Michael Faithlaw menatap pemandangan di luar jendela dari balik kursi keretanya. Wajahnya yang putih dengan hidung mancung terlihat berseri-seri. Rambutnya yang bergaya mohawk tersisir rapi. Michael menyukai jalanjalan. Apalagi, jalan-jalan untuk tujuan mulia.
Deru mesin kereta terdengar seiring perjalanannya menuju Desa Bruglay. Sebuah desa tempat dia dan teman-temannya akan melakukan bakti sosial. Acara yang sangat mengasyikkan. Berbagi dan melihat senyum ketulusan masyarakat.
Daun-daun yang menghijau di pelataran rumah warga tampak menyegarkan mata. Meskipun kehadiran alam yang sejuk itu hanya beberapa detik sebab kereta melaju begitu cepat.
Di sebelah Michael, ada Frenzy yang tengah terlelap menikmati mimpi. Kacamata dengan bingkai berwarna hitam yang dipakainya melorot, namun tidak membuat kacamata itu jatuh. Frenzy berperawakan besar, dengan kulit yang putih, dia tampak seperti anak yang culun.
Sementara di hadapannya, ada Grace yang bersampingan dengan seorang paman penumpang lain. Grace dan Michael, keduanya asyik menikmati camilan kacang hangat beraroma madu.
Di sisi lain, ada banyak petugas berlalu-lalang menawarkan fasilitas yang disediakan kereta, seperti menawarkan beberapa menu makanan dan minuman, atau menawarkan bantal-bantal empuk agar penumpang nyaman dalam perjalanan.
Ketiga remaja itu merupakan panitia penyelenggara bakti sosial yang rencananya akan diadakan setelah ujian akhir semester nanti. Mereka akan survei tempat untuk pelaksanaan bakti sosial. Bruglay, sebuah desa di sudut Kota Harington Clay yang masih tercium aroma lawasnya. Desa terpencil dengan penduduk berstatus ekonomi menengah ke bawah.
Kereta yang mereka naiki menuju Stasiun Harington Clay. Tampak beberapa bangunan bersejarah melintas di sisi kanan dan kiri kereta, menjadi pemandangan tersendiri. Dari kejauhan, tampak kereta akan mendekati sebuah stasiun pemberhentian. Tertera jelas sebuah papan besar bertuliskan, “Harington Clay”. Pertanda perjalanan ketiga sahabat itu telah sampai.
“Frenzy, bangunlah! Kita telah sampai,” Grace membangunkan Frenzy.
Michael tidak menghiraukannya, dia langsung mengambil tas ransel dari atas kursinya.
Laju kereta mulai melambat.

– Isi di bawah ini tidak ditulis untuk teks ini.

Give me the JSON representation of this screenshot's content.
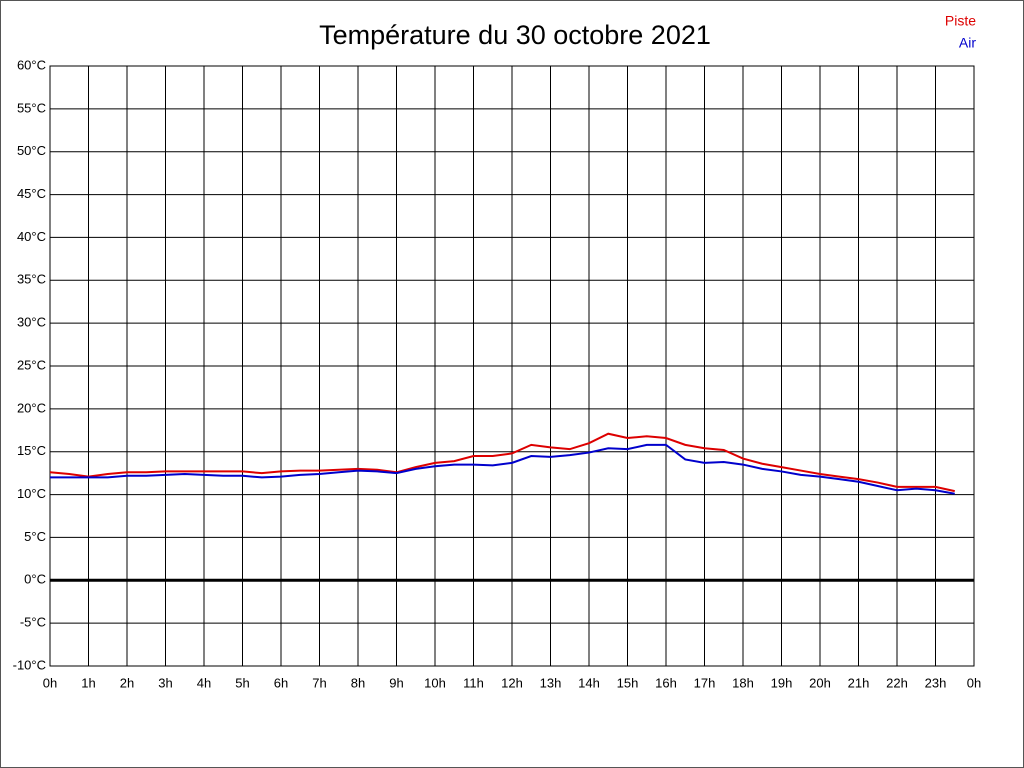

Dalam beberapa menit, kereta pun telah sampai di stasiun Kota Harington Clay. Ketiga remaja itu keluar dari stasiun dan memandang ke sekeliling. Stasiun Harington Clay terlihat bersih dan rapi.
“Frenzy Grill, kamu mau ke mana?” tanya Grace pada Frenzy yang melangkah melenggang sendiri entah ke mana.
“Aku lapar, Grace. Coba lihat, kedai roti di sana tampaknya enak!” Frenzy terus melangkah mendekati sebuah kedai.
“Tampaknya, camilan tadi sudah cukup mengganjal perutku!” Grace mendengus, namun langkah kakinya mengikuti Frenzy. Kemudian, ketiganya telah tiba di sebuah kedai roti di kawasan stasiun.
“Halo, Adik-Adik, yang berwajah manis. Apa yang akan kalian pesan?” sambut seorang wanita bernama Madam Eliza dari balik ruangan, kemudian melangkah menghampiri ketiganya.
“Roti topping keju cokelat berlapis madu, dan ... cokelat hangat,” pesan Frenzy tidak sabar. Tampak dari raut wajahnya dia begitu kelaparan.
“Aku pesan roti topping blueberry dan selai nanas, tambah cokelat hangat juga, ya,” sambung Michael.